En un artículo de opinión titulado “Algunas lecciones del Brexit”  (La Nación 4/7/2016)  Kevin Casas se refirió a la figura del referéndum, a la luz de la “mala” decisión del Brexit, como algo bueno, en parte. Indicó que habría de controlarse mejor el proceso, con mecanismos de decisión democrática semejantes a los que se toman en el parlamento sobre asuntos de gran calado (“aprobación en mayoría calificada” o “dos votaciones en años distintos”).  El problema es más profundo: es la deplorable práctica del engaño y la terrible costumbre de enrarecer los espacios deliberativos y de manipular la razón pública (no es de extrañar que Casas solo observara un problema técnico en su débil defensa de la figura del referéndum).

La transparencia como principio de acción, si se observara, haría incluso redundantes muchos de los dispositivos de control del sistema. La carencia de transparencia, aun en política, donde operan naturalmente mecanismos y estrategias propias del secretismo, es quizás el detonador de muchos males. El mejor ejemplo de esto lo provee también el Reino Unido, ahora por medio del recién publicado Reporte de la investigación sobre Irak (“Irak Inquiry Report”, 6 de julio de 2016).  La monstruosidad de lo sucedido alrededor de la invasión a Irak en el 2003 se explica, entre muchas otras cosas, porque la mentira comandó el proceso. Tony Blair parece reconocer ahora muchos de los errores, pero aún no puede reconocer la mentira.

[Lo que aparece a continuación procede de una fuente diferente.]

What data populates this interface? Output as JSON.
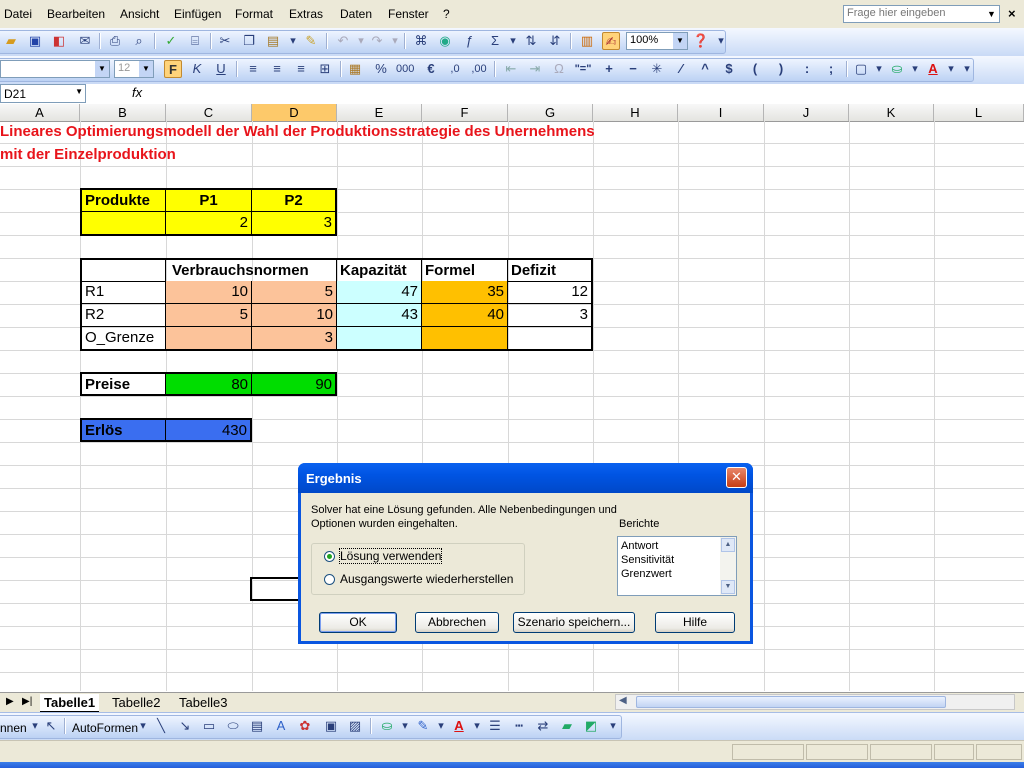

De vuelta al asunto, ahora que la decisión ha sido Brexit, lo opaco se comienza a tornar claro;  y claro, ahora puede ser tarde para reconsiderar. Ahora se comienza a ver con mayor claridad lo deplorable: quienes lideraron la campaña contra la permanencia en la Unión Europea (Boris Johnson, Michael Gove) se han aniquilado entre sí, en la carrera por ocupar el puesto de primer ministro del Reino Unido (otra perplejidad por lo de “unido”); quienes han bombardeado el campo político del debate (v.g. Nigel Farage) ahora dicen regresar al “espacio privado”, pero sin dejar de minar el espacio político que una vez ocuparon con el absurdo fin de destruirlo en su totalidad (como se dice jocosamente en esos lares, tan racional como el pavo que vota favorablemente por la navidad).

Con el Brexit muchos escogieron cerrar puertas, crear muros, ensanchar el mar del norte sin darse cuenta de que su propio bien está casi siempre ligado al bienestar de los otros, al otro lado del mar (o que el bienestar en sentido pleno no puede prevalecer a través del malestar de otros). Y un buen número de ellos, con distinto grado de conocimiento, prefieren ahora ocultarse y abandonar sus invocadas causas, con aparente transparencia.

Parece ser que en estos tiempos la sola defensa de la transparencia se torna expresión de radicalidad.  Seamos radicales entonces, aunque los riesgos abunden. Entre el sí y el no: la transparencia.